Some of the worst advice that we have all received is “follow the rules.”

Many people, like our parents, told it to us in good faith; if you follow the rules and do your job, good things will happen and you will stay safe.

It is, after all, the same advice they received from their parents; it is treated as a universal truth.

The problem is that rules are inherently designed to keep things exactly the way they are.

After all, rules were created by people who hold the power, and people who hold the power want things to stay the same so that they hold on to power.

Want to make a change in the world?

Stop following the damn rules.

We are conditioned through nearly every social construct to follow the rules set before us and never question them – education, religion, sports, games, they all require people to accept and follow a set of rules.
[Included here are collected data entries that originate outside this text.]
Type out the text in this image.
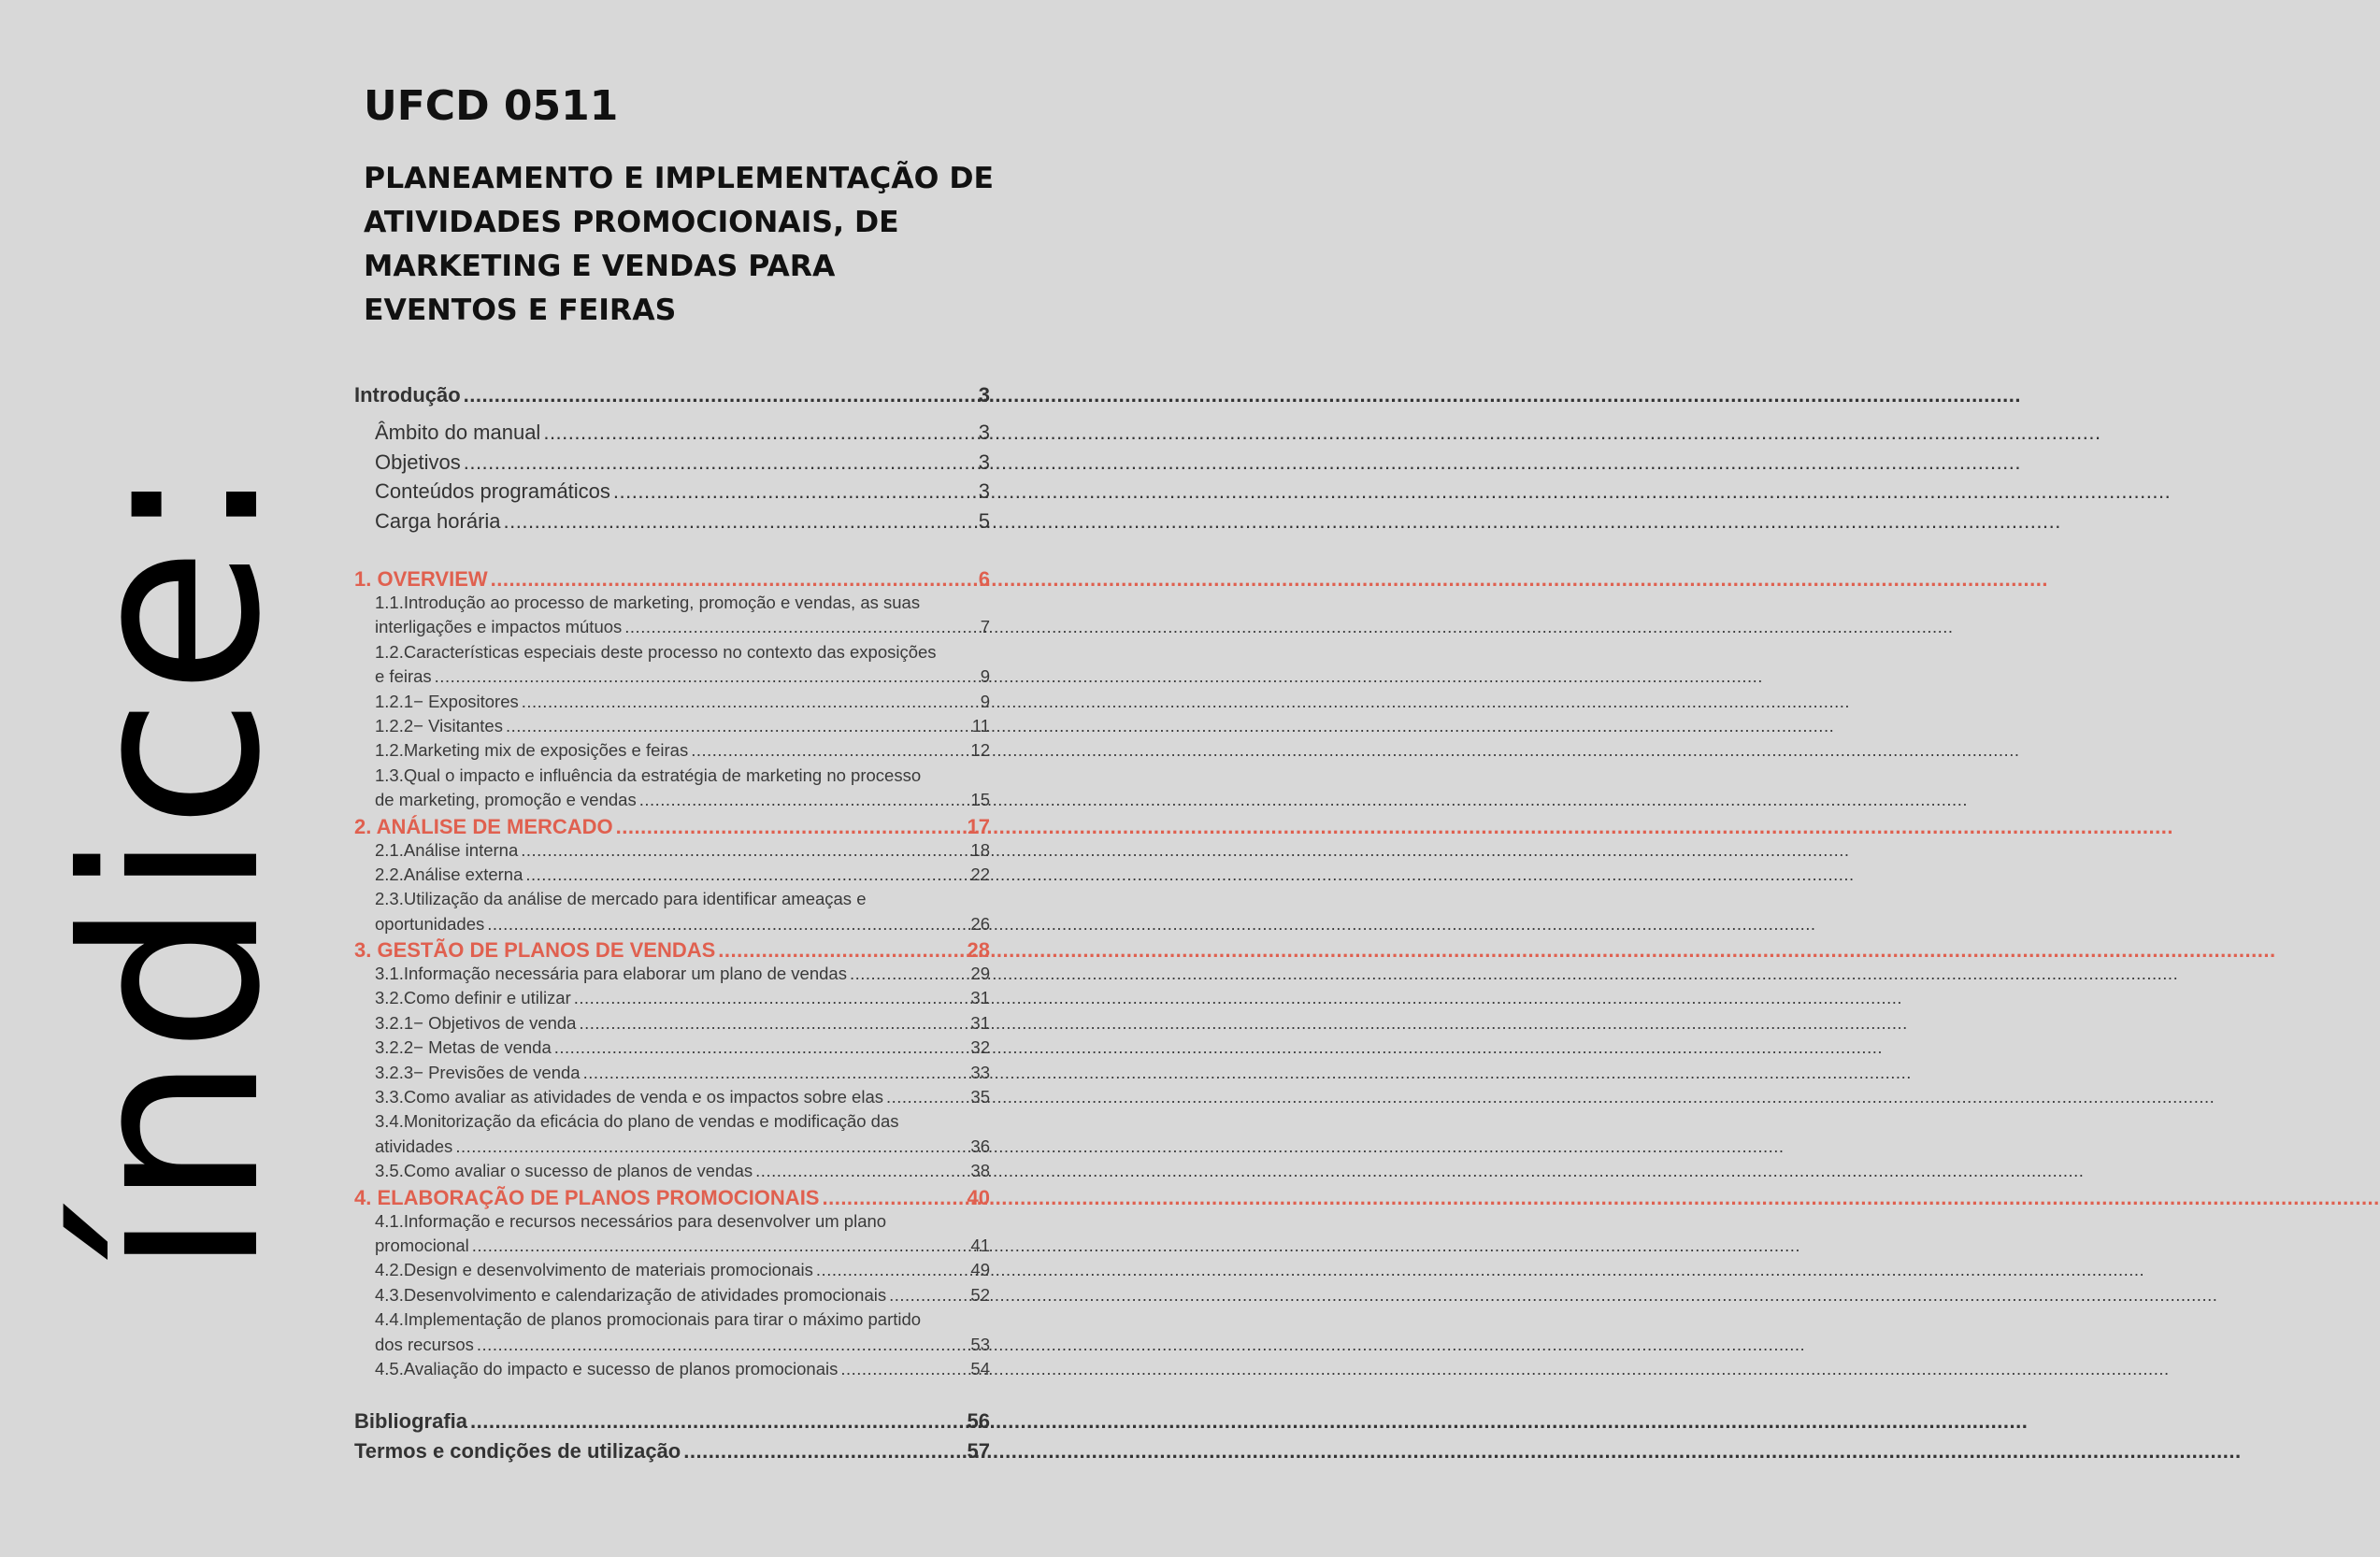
índice:
UFCD 0511
PLANEAMENTO E IMPLEMENTAÇÃO DE ATIVIDADES PROMOCIONAIS, DE MARKETING E VENDAS PARA EVENTOS E FEIRAS
Introdução .....	3
Âmbito do manual .....	3
Objetivos .....	3
Conteúdos programáticos .....	3
Carga horária .....	5
1. OVERVIEW .....	6
1.1.Introdução ao processo de marketing, promoção e vendas, as suas
interligações e impactos mútuos .....	7
1.2.Características especiais deste processo no contexto das exposições
e feiras .....	9
1.2.1− Expositores .....	9
1.2.2− Visitantes .....	11
1.2.Marketing mix de exposições e feiras .....	12
1.3.Qual o impacto e influência da estratégia de marketing no processo
de marketing, promoção e vendas .....	15
2. ANÁLISE DE MERCADO .....	17
2.1.Análise interna .....	18
2.2.Análise externa .....	22
2.3.Utilização da análise de mercado para identificar ameaças e
oportunidades .....	26
3. GESTÃO DE PLANOS DE VENDAS .....	28
3.1.Informação necessária para elaborar um plano de vendas .....	29
3.2.Como definir e utilizar .....	31
3.2.1− Objetivos de venda .....	31
3.2.2− Metas de venda .....	32
3.2.3− Previsões de venda .....	33
3.3.Como avaliar as atividades de venda e os impactos sobre elas .....	35
3.4.Monitorização da eficácia do plano de vendas e modificação das
atividades .....	36
3.5.Como avaliar o sucesso de planos de vendas .....	38
4. ELABORAÇÃO DE PLANOS PROMOCIONAIS .....	40
4.1.Informação e recursos necessários para desenvolver um plano
promocional .....	41
4.2.Design e desenvolvimento de materiais promocionais .....	49
4.3.Desenvolvimento e calendarização de atividades promocionais .....	52
4.4.Implementação de planos promocionais para tirar o máximo partido
dos recursos .....	53
4.5.Avaliação do impacto e sucesso de planos promocionais .....	54
Bibliografia .....	56
Termos e condições de utilização .....	57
Rules are written specifically to ensure that there is some semblance of order and predictability, because as long as there is order and predictability, there is stability, and as long as there is stability, the people at the top stay at the top.

Rules exist to prevent anyone or anything from significantly impacting the status quo.
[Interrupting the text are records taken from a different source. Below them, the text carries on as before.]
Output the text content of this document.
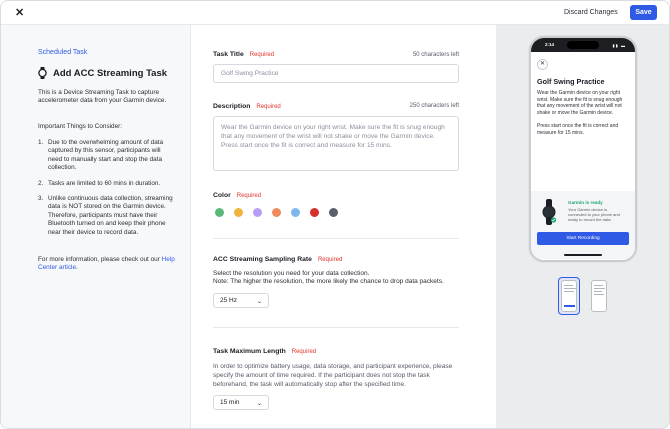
✕	Discard Changes	Save
Scheduled Task
Add ACC Streaming Task
This is a Device Streaming Task to capture accelerometer data from your Garmin device.
Important Things to Consider:
1. Due to the overwhelming amount of data captured by this sensor, participants will need to manually start and stop the data collection.
2. Tasks are limited to 60 mins in duration.
3. Unlike continuous data collection, streaming data is NOT stored on the Garmin device. Therefore, participants must have their Bluetooth turned on and keep their phone near their device to record data.
For more information, please check out our Help Center article.
Task Title Required	50 characters left
Golf Swing Practice
Description Required	250 characters left
Wear the Garmin device on your right wrist. Make sure the fit is snug enough that any movement of the wrist will not shake or move the Garmin device. Press start once the fit is correct and measure for 15 mins.
Color Required
ACC Streaming Sampling Rate Required
Select the resolution you need for your data collection.
Note: The higher the resolution, the more likely the chance to drop data packets.
25 Hz	⌄
Task Maximum Length Required
In order to optimize battery usage, data storage, and participant experience, please specify the amount of time required. If the participant does not stop the task beforehand, the task will automatically stop after the specified time.
15 min	⌄
2:14	▮▮ ▬
✕
Golf Swing Practice
Wear the Garmin device on your right wrist. Make sure the fit is snug enough that any movement of the wrist will not shake or move the Garmin device.
Press start once the fit is correct and measure for 15 mins.
Garmin is ready
Your Garmin device is connected to your phone and ready to record the data.
Start Recording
Tired of the way our political system mistreats and ignores so many of the people it is supposed to represent?

Following the “rules” of our political system is only going to perpetuate the problem.

Want to see more wealth in the hands of the lower and middle classes?

The economic and business rules that we blindly follow are set up to benefit the people at the top (i.e. the people who made the rules), not at the bottom.

Fed up with the political and sociological response to climate change and the general lack of urgency on the issue from anyone with any sort of power to make a difference?

The rules of polite society will never allow a forceful response to the climate crisis so long as we play by those rules.

Letter writing, attending protests, writing posts on social media, all of these actions play within the rules of our existing political system and will not change a thing.

No one who has ever instituted large-scale change did so by playing according to the rules of the existing power base.

I am not advocating breaking the law; there is a huge difference between breaking the law and breaking the social rules that are neither enforced nor implemented except through social norms.

But if you are dissatisfied with the status quo and want to see an improvement, then it’s time to throw out the rule book and play a different game altogether.